Now the reason that transportation is a current issue for me is because there is a little war going on between two local taxi companies. One company (the Peace Taxi Association) is made up of drivers from my village and a neighboring village and has been serving the area for a while, including offering rides into town. A bigger company from another, slightly separate village has moved in and is claiming that it should take people to the city and that Peace Taxi Association should not be allowed to (instead, it should only serve the local area). Now I do not fully understand the details of the fight, and I am hesitant to take sides, because I think it is more complicated then the explanation I received.
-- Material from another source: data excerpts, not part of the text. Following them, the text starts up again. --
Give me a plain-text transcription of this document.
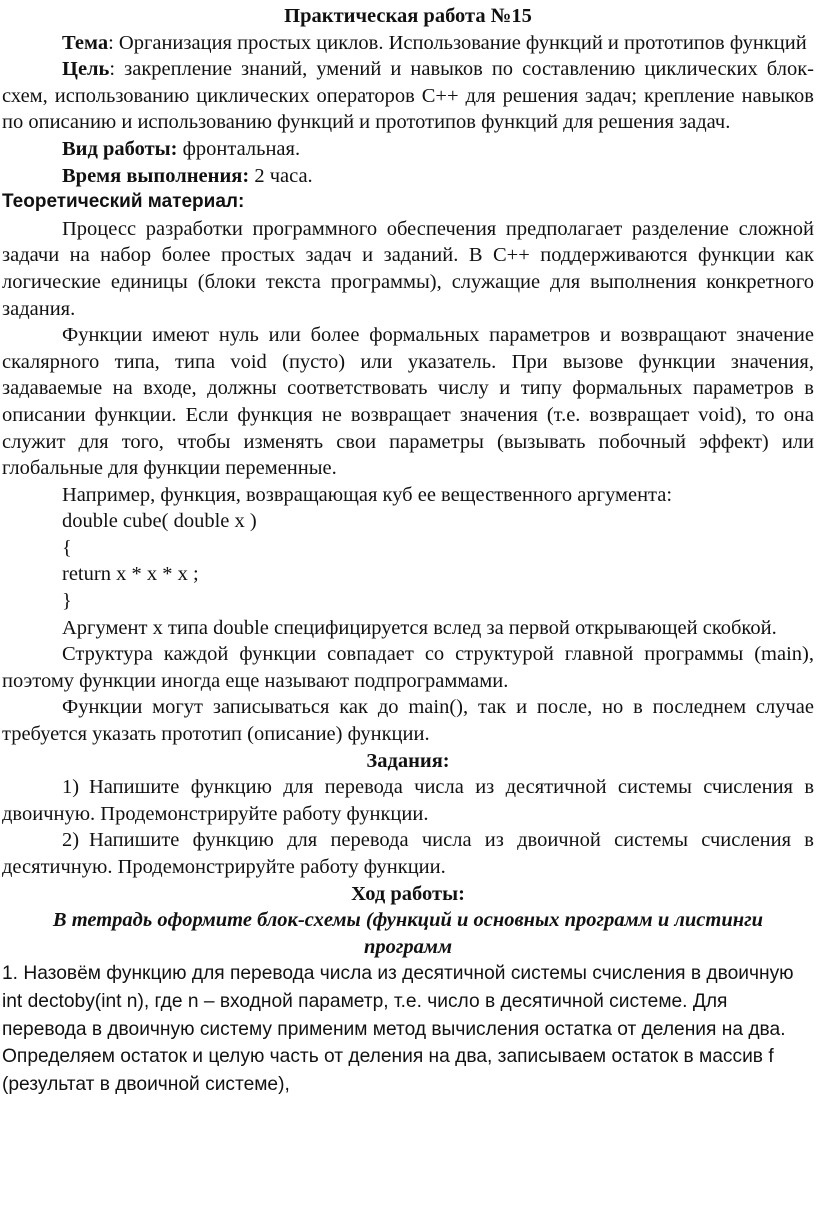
Практическая работа №15

Тема: Организация простых циклов. Использование функций и прототипов функций

Цель: закрепление знаний, умений и навыков по составлению циклических блок-схем, использованию циклических операторов С++ для решения задач; крепление навыков по описанию и использованию функций и прототипов функций для решения задач.

Вид работы: фронтальная.

Время выполнения: 2 часа.

Теоретический материал:

Процесс разработки программного обеспечения предполагает разделение сложной задачи на набор более простых задач и заданий. В С++ поддерживаются функции как логические единицы (блоки текста программы), служащие для выполнения конкретного задания.

Функции имеют нуль или более формальных параметров и возвращают значение скалярного типа, типа void (пусто) или указатель. При вызове функции значения, задаваемые на входе, должны соответствовать числу и типу формальных параметров в описании функции. Если функция не возвращает значения (т.е. возвращает void), то она служит для того, чтобы изменять свои параметры (вызывать побочный эффект) или глобальные для функции переменные.

Например, функция, возвращающая куб ее вещественного аргумента:

double cube( double x )

{

return x * x * x ;

}

Аргумент x типа double специфицируется вслед за первой открывающей скобкой.

Структура каждой функции совпадает со структурой главной программы (main), поэтому функции иногда еще называют подпрограммами.

Функции могут записываться как до main(), так и после, но в последнем случае требуется указать прототип (описание) функции.

Задания:

1) Напишите функцию для перевода числа из десятичной системы счисления в двоичную. Продемонстрируйте работу функции.

2) Напишите функцию для перевода числа из двоичной системы счисления в десятичную. Продемонстрируйте работу функции.

Ход работы:

В тетрадь оформите блок-схемы (функций и основных программ и листинги программ

1. Назовём функцию для перевода числа из десятичной системы счисления в двоичную int dectoby(int n), где n – входной параметр, т.е. число в десятичной системе. Для перевода в двоичную систему применим метод вычисления остатка от деления на два. Определяем остаток и целую часть от деления на два, записываем остаток в массив f (результат в двоичной системе),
But, the local taxi rank (a tiny place where you switch from the local taxi to the city taxi) has a small group of police officers all the time, holding big automatic rifles and driving cars that look like the SWAT cars from the US (the police here are intense). Apparently, when taxi companies fight, it can get violent, so the police were called in early. Now, both taxi companies have been essentially stopped from running rides into town. The last time I went, the police officer with one of the big guns told me I should just try to hitchhike on the highway (luckily, one of the taxi rank guys helped me catch a passing taxi from an unrelated company). Later that day, when I returned, the taxi was stopped at the rank by a police officer. The driver was told to give us each R5 back, since we didn't reach our destination and then we had to find an alternative ride from the local taxi rank into the village. Rumor has it that they are now impounding taxis that try to pass...

So I am a tad worried about catching my flight to Durban in a few days, but I have arranged a backup in case I cannot manage to catch a taxi.